Question

Figure shows a charge array known as an electric quadrupole. For a point on the axis of the quadruple, obtain the dependence of potential on $r$ for $r/a > > 1$, and contrast your results with that due to an electric dipole, and an electric monopole (i.e., a single charge).

Answer 1

To solve this question, we need to use the formula for the potential at a point due to a point charge for calculating the potential due to all the four point charges. Then we have to make the comparison with the known formulas for the potential due to a dipole and a monopole.

Formula used: The formulae used in solving this question are given by
$V = \dfrac{{Kq}}{r}$, here $V$ is the potential due to a point charge $q$ at a distance of $r$.
$V = \dfrac{{Kp}}{{{r^2}}}$, here $V$ is the potential due to an electric dipole of dipole moment $p$ at an axial distance of $r$ from its centre.

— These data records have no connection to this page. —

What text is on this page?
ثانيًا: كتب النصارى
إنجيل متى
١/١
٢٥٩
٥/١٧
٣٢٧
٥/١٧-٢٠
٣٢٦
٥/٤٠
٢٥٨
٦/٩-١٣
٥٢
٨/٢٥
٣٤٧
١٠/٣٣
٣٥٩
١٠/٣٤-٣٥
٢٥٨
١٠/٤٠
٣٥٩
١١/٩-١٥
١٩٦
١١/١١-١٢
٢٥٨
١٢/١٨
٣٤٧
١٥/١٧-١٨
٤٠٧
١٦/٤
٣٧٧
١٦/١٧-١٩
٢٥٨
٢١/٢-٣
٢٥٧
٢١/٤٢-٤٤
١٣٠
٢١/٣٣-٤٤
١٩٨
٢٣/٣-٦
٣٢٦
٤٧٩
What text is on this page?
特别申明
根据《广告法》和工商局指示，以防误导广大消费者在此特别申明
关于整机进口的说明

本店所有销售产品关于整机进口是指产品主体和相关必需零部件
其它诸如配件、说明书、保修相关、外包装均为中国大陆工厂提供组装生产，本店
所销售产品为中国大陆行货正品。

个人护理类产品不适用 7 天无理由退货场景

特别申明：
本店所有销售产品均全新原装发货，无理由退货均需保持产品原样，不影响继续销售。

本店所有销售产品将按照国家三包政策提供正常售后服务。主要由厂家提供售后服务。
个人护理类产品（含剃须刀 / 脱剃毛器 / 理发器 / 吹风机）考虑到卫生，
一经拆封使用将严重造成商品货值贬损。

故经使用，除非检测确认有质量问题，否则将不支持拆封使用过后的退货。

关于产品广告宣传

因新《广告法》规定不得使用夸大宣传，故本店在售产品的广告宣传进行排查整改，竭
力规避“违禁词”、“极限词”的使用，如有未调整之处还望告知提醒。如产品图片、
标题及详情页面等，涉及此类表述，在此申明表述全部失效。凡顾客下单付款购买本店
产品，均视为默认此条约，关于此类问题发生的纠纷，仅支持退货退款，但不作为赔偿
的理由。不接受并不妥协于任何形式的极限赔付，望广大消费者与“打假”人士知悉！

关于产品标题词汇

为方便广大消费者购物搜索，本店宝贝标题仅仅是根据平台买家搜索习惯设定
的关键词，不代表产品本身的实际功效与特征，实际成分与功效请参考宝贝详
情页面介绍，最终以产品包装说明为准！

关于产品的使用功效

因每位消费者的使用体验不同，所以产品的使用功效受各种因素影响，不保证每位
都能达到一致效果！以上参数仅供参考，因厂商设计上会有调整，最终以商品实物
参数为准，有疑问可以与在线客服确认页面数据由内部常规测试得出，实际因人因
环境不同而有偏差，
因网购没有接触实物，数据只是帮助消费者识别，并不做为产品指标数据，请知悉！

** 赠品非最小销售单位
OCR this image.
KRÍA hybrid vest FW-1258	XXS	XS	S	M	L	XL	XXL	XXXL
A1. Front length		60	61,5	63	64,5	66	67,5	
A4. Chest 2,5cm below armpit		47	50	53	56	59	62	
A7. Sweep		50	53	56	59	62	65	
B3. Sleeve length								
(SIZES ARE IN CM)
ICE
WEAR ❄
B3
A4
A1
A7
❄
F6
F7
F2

Complete step by step answer
Let us label the points as shown in the figure below.

Since both the charges $- q$ and $- q$ at the point B, we can say that a total charge of $- 2q$ is present at B. So we can redraw the above figure as

We can observe from the above figure that $AP = r + a$, $BP = r$, and $CP = r - a$.
We know that the potential due to a point charge is given by
$\Rightarrow V = \dfrac{{Kq}}{r}$ …………………….(1)
So the potential at the point P due to the charge at A is
$\Rightarrow {V_A} = \dfrac{{Kq}}{{AP}}$
$\Rightarrow {V_A} = \dfrac{{Kq}}{{r + a}}$ …………………….(2)
Similarly, the potential due to the charges at B and C at P are respectively,
$\Rightarrow {V_B} = \dfrac{{ - 2Kq}}{r}$ …………………….(3)
$\Rightarrow {V_C} = \dfrac{{Kq}}{{r - a}}$ …………………….(4)
So the net potential at the point P is
$\Rightarrow V = {V_A} + {V_B} + {V_C}$
From (2) (3) and (4) we have
$\Rightarrow V = \dfrac{{Kq}}{{r + a}} + \dfrac{{ - 2Kq}}{r} + \dfrac{{Kq}}{{r - a}}$
Taking $Kq$ common, we get
$\Rightarrow V = Kq\left( {\dfrac{1}{{r + a}} - \dfrac{2}{r} + \dfrac{1}{{r - a}}} \right)$
Taking the LCM we have
$\Rightarrow V = Kq\left( {\dfrac{{r\left( {r - a} \right) - 2\left( {r + a} \right)\left( {r - a} \right) + r\left( {r + a} \right)}}{{\left( {r + a} \right)r\left( {r - a} \right)}}} \right)$
$\Rightarrow V = Kq\left( {\dfrac{{{r^2} - ar - 2{r^2} + 2{a^2} + {r^2} + ar}}{{\left( {r + a} \right)r\left( {r - a} \right)}}} \right)$
On simplifying, we get
$\Rightarrow V = Kq\left( {\dfrac{{2{a^2}}}{{\left( {r + a} \right)r\left( {r - a} \right)}}} \right)$
$\Rightarrow V = \dfrac{{2Kq{a^2}}}{{r\left( {{r^2} - {a^2}} \right)}}$
Taking ${r^2}$ common from the denominator, we have
$\Rightarrow V = \dfrac{{2Kq{a^2}}}{{{r^3}\left( {1 - {a^2}/{r^2}} \right)}}$
According to the question, $r/a > > 1$. This means ${a^2}/{r^2} \approx 0$. So from above we get
$\Rightarrow V = \dfrac{{2Kq{a^2}}}{{{r^3}}}$
This is the potential due to the electric quadrupole.
$\Rightarrow V \propto \dfrac{1}{{{r^3}}}$
Also we know that for an electric dipole, the axial potential is given by
$\Rightarrow V = \dfrac{{Kp}}{{{r^2}}}$
So that
$\Rightarrow V \propto \dfrac{1}{{{r^2}}}$
Finally, the potential due to a point charge is given by
$\Rightarrow V = \dfrac{{Kq}}{r}$
This means that
$\Rightarrow V \propto \dfrac{1}{r}$
Hence, the potential due to a monopole, a dipole, and a quadruple is inversely proportional to the first, second and third power of distance respectively.

Note
We could also divide the given quadruple into two adjacent dipoles and apply the formula of the electric potential for both of the dipoles at the point P. Then on adding these two potentials we will get the required value of the net potential at the point.